Einer der wenigen institutionellen Mechanismen der sicherheitspolitischen Zusammenarbeit der BRICS ist das seit 2009 regelmäßig stattfindende Treffen der „National Security Advisors“ (NSA), auf dem Informationen zu Themen wie Cybersicherheit ausgetauscht werden.
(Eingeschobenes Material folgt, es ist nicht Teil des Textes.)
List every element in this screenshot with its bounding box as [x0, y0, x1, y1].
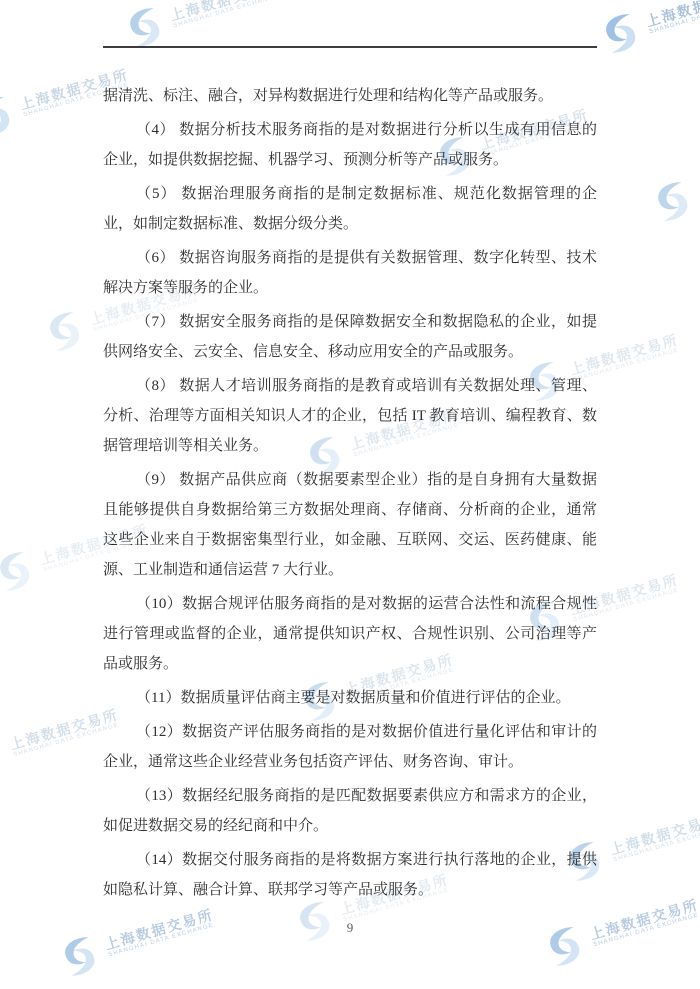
paragraph-item-9: （9） 数据产品供应商（数据要素型企业）指的是自身拥有大量数据且能够提供自身数据…: [103, 465, 597, 585]
sdx-logo-icon: [53, 929, 107, 983]
watermark-en-text: SHANGHAI DATA EXCHANGE: [173, 0, 282, 30]
sdx-logo-icon: [0, 89, 22, 143]
paragraph-item-10: （10）数据合规评估服务商指的是对数据的运营合法性和流程合规性进行管理或监督的企…: [103, 589, 597, 679]
paragraph-item-11: （11）数据质量评估商主要是对数据质量和价值进行评估的企业。: [103, 683, 597, 713]
paragraph-item-14: （14）数据交付服务商指的是将数据方案进行执行落地的企业，提供如隐私计算、融合计…: [103, 845, 597, 905]
watermark-en-text: SHANGHAI DATA EXCHANGE: [649, 0, 700, 36]
watermark-cn-text: 上海数据交易所: [609, 812, 700, 858]
watermark-cn-text: 上海数据交易所: [169, 0, 281, 24]
paragraph-item-7: （7） 数据安全服务商指的是保障数据安全和数据隐私的企业，如提供网络安全、云安全…: [103, 307, 597, 367]
paragraph-item-8: （8） 数据人才培训服务商指的是教育或培训有关数据处理、管理、分析、治理等方面相…: [103, 371, 597, 461]
paragraph-item-6: （6） 数据咨询服务商指的是提供有关数据管理、数字化转型、技术解决方案等服务的企…: [103, 243, 597, 303]
watermark: 上海数据交易所 SHANGHAI DATA EXCHANGE: [594, 0, 700, 61]
watermark-en-text: SHANGHAI DATA EXCHANGE: [613, 827, 700, 864]
sdx-logo-icon: [0, 544, 42, 598]
sdx-logo-icon: [38, 304, 92, 358]
watermark: 上海数据交易所 SHANGHAI DATA EXCHANGE: [646, 135, 700, 228]
paragraph-item-5: （5） 数据治理服务商指的是制定数据标准、规范化数据管理的企业，如制定数据标准、…: [103, 179, 597, 239]
document-page: 上海数据交易所 SHANGHAI DATA EXCHANGE 上海数据交易所 S…: [0, 0, 700, 989]
paragraph-continuation: 据清洗、标注、融合，对异构数据进行处理和结构化等产品或服务。: [103, 81, 597, 111]
sdx-logo-icon: [594, 6, 648, 60]
watermark-cn-text: 上海数据交易所: [645, 0, 700, 30]
paragraph-item-12: （12）数据资产评估服务商指的是对数据价值进行量化评估和审计的企业，通常这些企业…: [103, 717, 597, 777]
paragraph-item-13: （13）数据经纪服务商指的是匹配数据要素供应方和需求方的企业，如促进数据交易的经…: [103, 781, 597, 841]
sdx-logo-icon: [0, 729, 12, 783]
sdx-logo-icon: [646, 174, 700, 228]
document-body: 据清洗、标注、融合，对异构数据进行处理和结构化等产品或服务。 （4） 数据分析技…: [103, 81, 597, 909]
paragraph-item-4: （4） 数据分析技术服务商指的是对数据进行分析以生成有用信息的企业，如提供数据挖…: [103, 115, 597, 175]
watermark-cn-text: 上海数据交易所: [697, 152, 700, 198]
header-rule: [103, 46, 597, 48]
page-number: 9: [0, 920, 700, 936]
Die Wirksamkeit von Institutionen in unterschiedlichen Politikfeldern ist nicht zwangsläufig vom Grad ihrer Formalisierung oder Institutionalisierung abhängig. Die BRICS-Staaten bemühen sich, durch gemeinsame Abstimmungen und Erklärungen zu internationalen und regionalen Konflikten zumindest einen gemeinsamen Nenner ihrer jeweiligen Positionen zu finden, wie zuletzt im Falle des Gazakriegs. Ihre gemeinsame Haltung zu globalen Krisen steht im Zeichen grundlegender Werte der Zusammenarbeit, insbesondere des starken Souveränitätsgedankens und des Schwerpunkts auf territorialer Integrität und Nichteinmischung. Ein anschauliches Beispiel für die sicherheitspolitische Einflussnahme der BRICS-Staaten zeigte sich in Syrien: 2013 und 2014 forderten die BRICS einen Konfliktlösungsprozess unter syrischer Führung und betonten dabei die Bedeutung der Achtung der syrischen Souveränität und territorialen Integrität. Dabei verhinderten die BRICS-Mitglieder Russland und China den vom Westen geforderten Rücktritt des syrischen Präsidenten Baschar al-Assad – unter anderem durch Vetos im UN-Sicherheitsrat und durch Russlands aktives militärisches Eingreifen. Diese Haltung wurde von den übrigen BRICS-Staaten nicht kritisiert; vielmehr sprach man sich deutlich gegen ein weiteres „Libyen-Szenario“ aus, also einen erzwungenen Regimewechsel durch Intervention und die Unterstützung von Aufständischen. Die Forderung nach einem innersyrischen Friedensprozess stärkte Assads Position und widersprach westlichen Vorstellungen; letztlich konnte sich Assad mit russischer Militärhilfe an der Macht halten.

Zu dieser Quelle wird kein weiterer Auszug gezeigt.